August 12, 2020

Applied Practice | Dream Theory Project | Experimental Images


A quick roundup of some of the more experimental panoramas I shot in the course of this project.

Max Ernst

I was interested in seeing if I could play with scale in a similar way to the Max Ernst images I had referenced in my research. In particular his 1938 painting Nature at Dawn (Evensong).

I thought of shooting some high resolution panoramas at a small scale, composed as if I were making an idealised landscape like Boticelli's Nastagio meets the woman and the knight in the pine forest of Ravenna.

While I think this idea has a lot of potential, I abandoned it for this project. At the time of shooting I hadn't yet come up with the motif of strings, so I wasn't sure how I would bring these scenes into my theme.

Ultimately I felt that it was too much of a departure in style and that in order to make the images work a huge amount of preparation of the scene would be needed.

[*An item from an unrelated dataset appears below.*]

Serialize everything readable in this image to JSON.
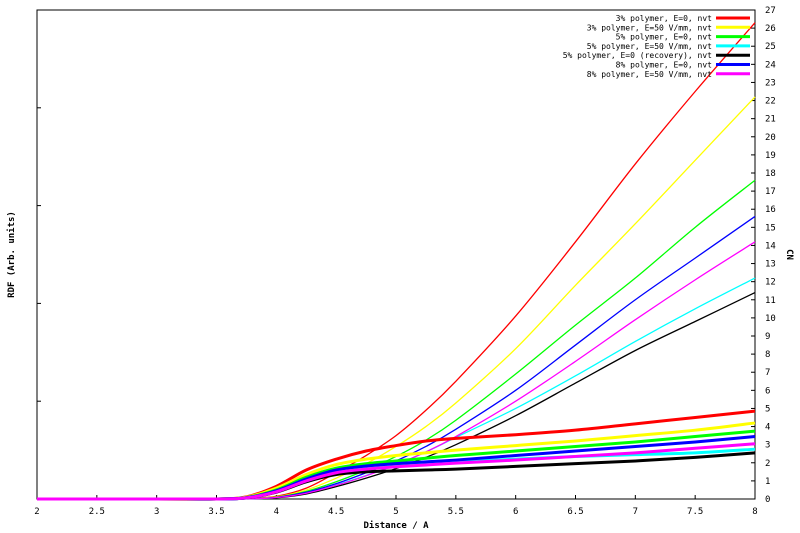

Bringing the camera down to the ground

Trying out another composition

The moment in Blue Velvet when David Lynch brought his camera down into the grass definitely had an effect on me

Looking these over again, I might produce a series like this. One of the problems I found was that even placing the camera on the ground leaves the lens several inches off ground level. At the small scale the images don't quite feel like landscapes shot by a human—the camera appears to be too elevated, as if the tiny person shooting were standing atop a tiny stepladder.

Perhaps I would have to dig a hole in the ground to achieve the proper camera position.

Among trees

I shot a small experimental set of these, pointing the camera directly upwards. I was raised in Hampshire and Sussex and spent much of my childhood climbing trees. Perhaps a reason that I was drawn to photograph trees as a source of 'wellbeing'.

Again, I'd like to produce a series of these pure abstract images. But for this idea about dreams, I abandoned the approach.

Abstract, shot directly upward


I wanted to try to add a different note to my pines and other organic forms.

I scouted this building site and found an elevated camera position at sunset. I wanted a sky that would be like the skies in the Rousseau paintings I'd researched, in particular; Carnival Evening (1886).

After much haggling with the composition, trying different crops and removing elements of the image I abandoned it. It's too geometric and somehow too realistic to be evocative for the theme I was attempting.

Construction site at sunset
Trying a more abstract crop


It's been hard to know how to move this project in the right direction at times. There's something about creating composites that unlocks seemingly endless possibilities—and that makes it hard to edit the ideas into a single direction.

But, it's been great to experiment with different approaches that may end up as different projects in themselves or starting points for other ideas.